DWS Database Concepts

Database
A database manages data objects and is isolated from other databases. While creating an object, you can specify a tablespace for it. If you do not specify it, the object will be saved to the PG_DEFAULT space by default. Objects managed by a database can be distributed to multiple tablespaces.
OLAP
OLAP is a major function of DWS clusters. It supports complex analysis, provides decision-making support tailored to analysis results, and delivers intuitive query results.
MPP
On each node in the data warehouse cluster, memory computing and disk storage systems are independent from each other. With MPP, DWS distributes service data to different nodes based on the database model and application characteristics. Nodes are connected through the network and collaboratively process computing tasks as a cluster and provide database services that meet service needs.
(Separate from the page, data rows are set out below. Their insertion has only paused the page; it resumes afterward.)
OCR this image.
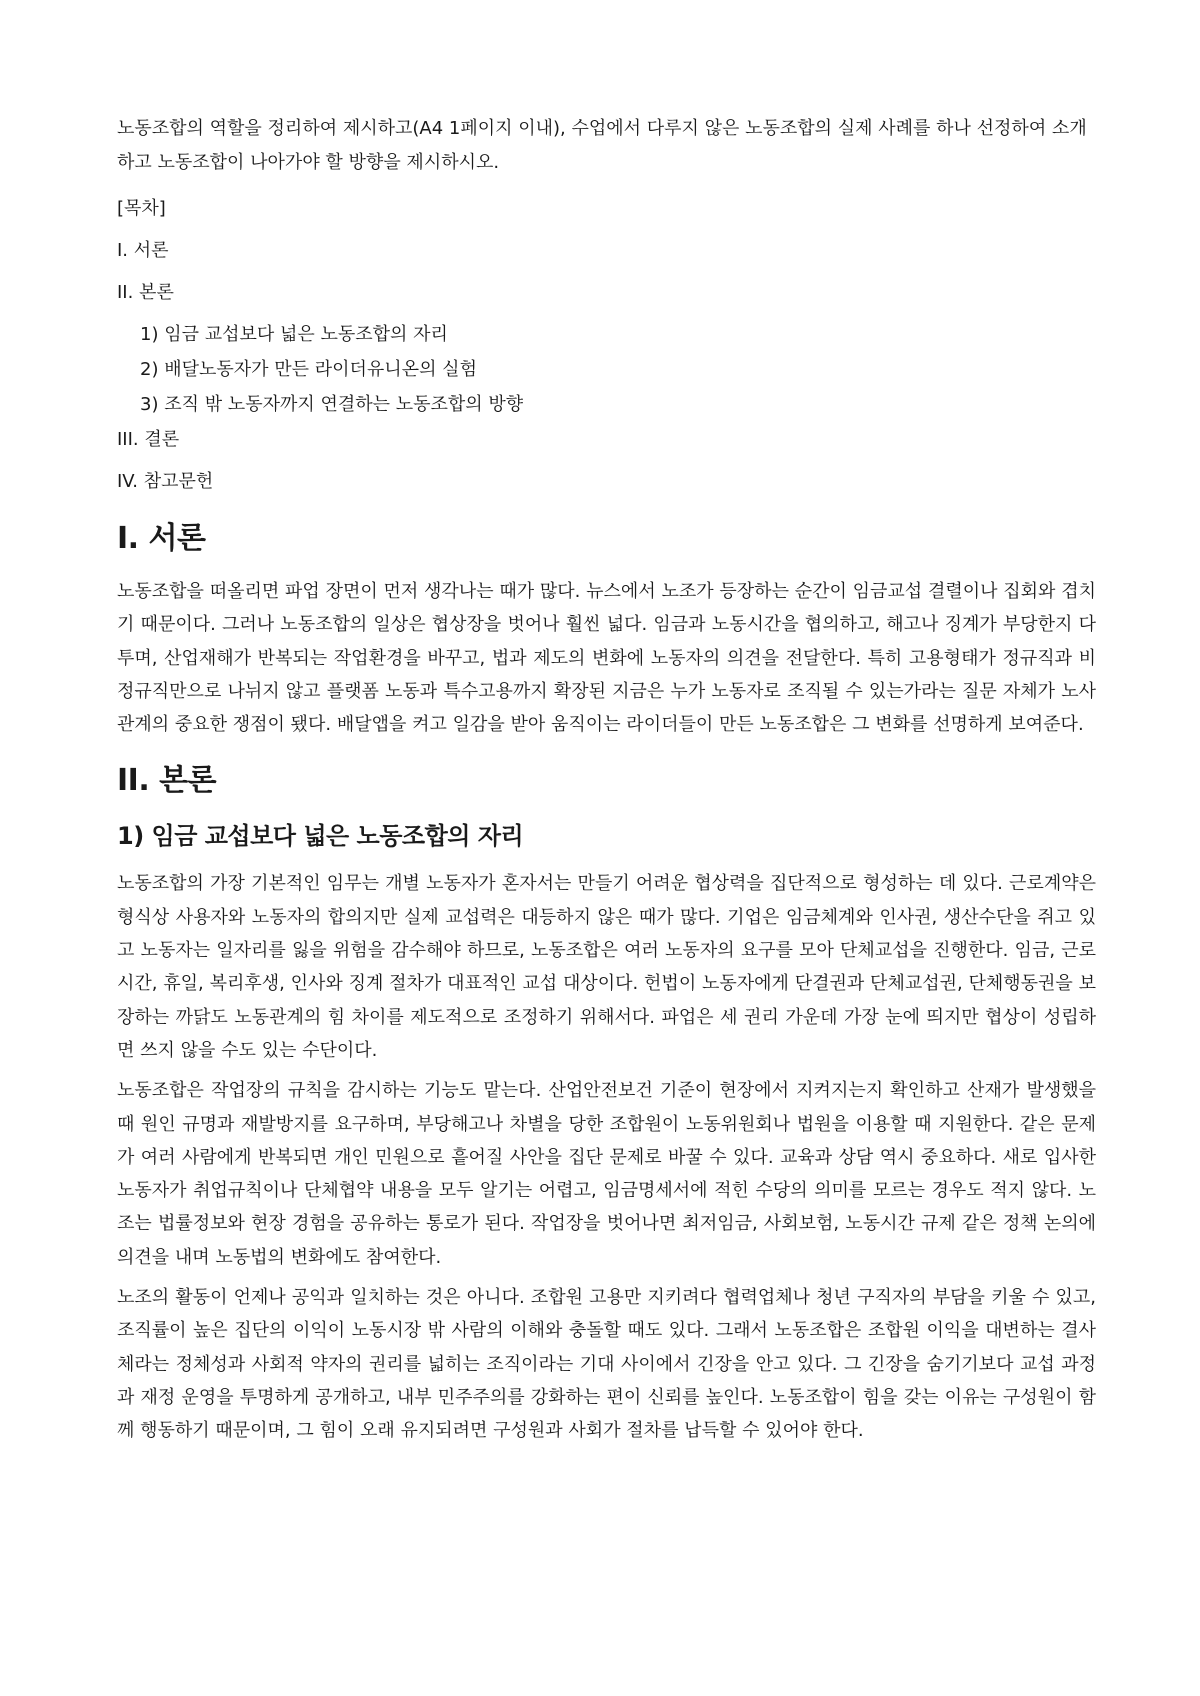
노동조합의 역할을 정리하여 제시하고(A4 1페이지 이내), 수업에서 다루지 않은 노동조합의 실제 사례를 하나 선정하여 소개하고 노동조합이 나아가야 할 방향을 제시하시오.

[목차]
I. 서론
II. 본론
1) 임금 교섭보다 넓은 노동조합의 자리
2) 배달노동자가 만든 라이더유니온의 실험
3) 조직 밖 노동자까지 연결하는 노동조합의 방향
III. 결론
IV. 참고문헌
I. 서론

노동조합을 떠올리면 파업 장면이 먼저 생각나는 때가 많다. 뉴스에서 노조가 등장하는 순간이 임금교섭 결렬이나 집회와 겹치기 때문이다. 그러나 노동조합의 일상은 협상장을 벗어나 훨씬 넓다. 임금과 노동시간을 협의하고, 해고나 징계가 부당한지 다투며, 산업재해가 반복되는 작업환경을 바꾸고, 법과 제도의 변화에 노동자의 의견을 전달한다. 특히 고용형태가 정규직과 비정규직만으로 나뉘지 않고 플랫폼 노동과 특수고용까지 확장된 지금은 누가 노동자로 조직될 수 있는가라는 질문 자체가 노사관계의 중요한 쟁점이 됐다. 배달앱을 켜고 일감을 받아 움직이는 라이더들이 만든 노동조합은 그 변화를 선명하게 보여준다.

II. 본론
1) 임금 교섭보다 넓은 노동조합의 자리

노동조합의 가장 기본적인 임무는 개별 노동자가 혼자서는 만들기 어려운 협상력을 집단적으로 형성하는 데 있다. 근로계약은 형식상 사용자와 노동자의 합의지만 실제 교섭력은 대등하지 않은 때가 많다. 기업은 임금체계와 인사권, 생산수단을 쥐고 있고 노동자는 일자리를 잃을 위험을 감수해야 하므로, 노동조합은 여러 노동자의 요구를 모아 단체교섭을 진행한다. 임금, 근로시간, 휴일, 복리후생, 인사와 징계 절차가 대표적인 교섭 대상이다. 헌법이 노동자에게 단결권과 단체교섭권, 단체행동권을 보장하는 까닭도 노동관계의 힘 차이를 제도적으로 조정하기 위해서다. 파업은 세 권리 가운데 가장 눈에 띄지만 협상이 성립하면 쓰지 않을 수도 있는 수단이다.

노동조합은 작업장의 규칙을 감시하는 기능도 맡는다. 산업안전보건 기준이 현장에서 지켜지는지 확인하고 산재가 발생했을 때 원인 규명과 재발방지를 요구하며, 부당해고나 차별을 당한 조합원이 노동위원회나 법원을 이용할 때 지원한다. 같은 문제가 여러 사람에게 반복되면 개인 민원으로 흩어질 사안을 집단 문제로 바꿀 수 있다. 교육과 상담 역시 중요하다. 새로 입사한 노동자가 취업규칙이나 단체협약 내용을 모두 알기는 어렵고, 임금명세서에 적힌 수당의 의미를 모르는 경우도 적지 않다. 노조는 법률정보와 현장 경험을 공유하는 통로가 된다. 작업장을 벗어나면 최저임금, 사회보험, 노동시간 규제 같은 정책 논의에 의견을 내며 노동법의 변화에도 참여한다.

노조의 활동이 언제나 공익과 일치하는 것은 아니다. 조합원 고용만 지키려다 협력업체나 청년 구직자의 부담을 키울 수 있고, 조직률이 높은 집단의 이익이 노동시장 밖 사람의 이해와 충돌할 때도 있다. 그래서 노동조합은 조합원 이익을 대변하는 결사체라는 정체성과 사회적 약자의 권리를 넓히는 조직이라는 기대 사이에서 긴장을 안고 있다. 그 긴장을 숨기기보다 교섭 과정과 재정 운영을 투명하게 공개하고, 내부 민주주의를 강화하는 편이 신뢰를 높인다. 노동조합이 힘을 갖는 이유는 구성원이 함께 행동하기 때문이며, 그 힘이 오래 유지되려면 구성원과 사회가 절차를 납득할 수 있어야 한다.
Shared-nothing architecture
The shared-nothing architecture is a distributed computing architecture. Each node is independent so that nodes do not compete for resources, which improves work efficiency.
Database version
Each data warehouse cluster has a specific database version. You can check the version when creating a data warehouse cluster.
Database connections
You can use a client to connect to the DWS cluster. The client can be used for connection on the Huawei Cloud platform and over the Internet.
Database users and roles
DWS uses users and roles to control the access to databases. A role can be a database user or a group of database users based on the role setting. In DWS, the difference between roles and users is that a role does not have the LOGIN permission by default. In DWS, one user can have only one role, but you can put a user's role under a parent role to grant multiple permissions to the user.
Instance
In DWS, instances are a group of database processes running in the memory. An instance can manage one or more databases that form a cluster. A cluster is an area in the storage disk. This area is initialized during installation and composed of a directory. The directory, called data directory, stores all data and is created by initdb. Theoretically, one server can start multiple instances on different ports, but DWS manages only one instance at a time. The start and stop of an instance rely on the specific data directory. For compatibility purposes, the concept of instance name may be introduced.
Tablespace
In DWS, a tablespace is a directory storing physical files of the databases the tablespace contains. Multiple tablespaces can coexist. Files are physically isolated using tablespaces and managed by a file system.
Schema
DWS schemas logically separate databases. All database objects are created under certain schemas. In DWS, schemas and users are loosely bound. When you create a user, a schema with the same name as the user will be created automatically. You can also create a schema or specify another schema.
V2 table
A V2 table refers to a table whose colversion defined in the CREATE TABLE syntax is 2.0 during table creation, indicating that each column of the column-store table is combined and stored in a file named relfilenode.C1.0, and data is stored on the local disk. For storage-compute coupled clusters, if colversion is not specified, the created column-store table is a V2 table by default.
V3 table
A V3 table refers to a table whose colversion defined in the CREATE TABLE syntax is 3.0 during table creation, indicating that each column of the column-store table is stored in a file named C1_field.0, and data is stored in the OBS file system. For storage-compute coupled clusters, if colversion is not specified, the created column-store table is a V3 table by default.
Transaction management
In DWS, transactions are managed by multi-version concurrency control (MVCC) and two-phase locking (2PL). It enables smooth data reads and writes. In DWS, MVCC saves historical version data together with the current tuple version. DWS uses the VACUUM process instead of rollback segments to routinely delete historical version data. This does not affect user operations, unless in performance tuning. Transactions are automatically submitted in DWS.
Node Group
A node group is a basic concept of the database kernel and contains multiple cluster nodes. A physical cluster contains multiple node groups, and each node group is a logical cluster that can be accessed by users.
Logical Cluster
In the storage-compute coupled architecture, each physical cluster is divided into multiple node groups, and each node group is a logical cluster.
Virtual Warehouse
A virtual warehouse (VW) is a logical cluster in the storage-compute decoupled architecture.

In a storage-compute coupled cluster, a node group is called a logical cluster. In a storage-compute decoupled cluster, a node group is called a VW.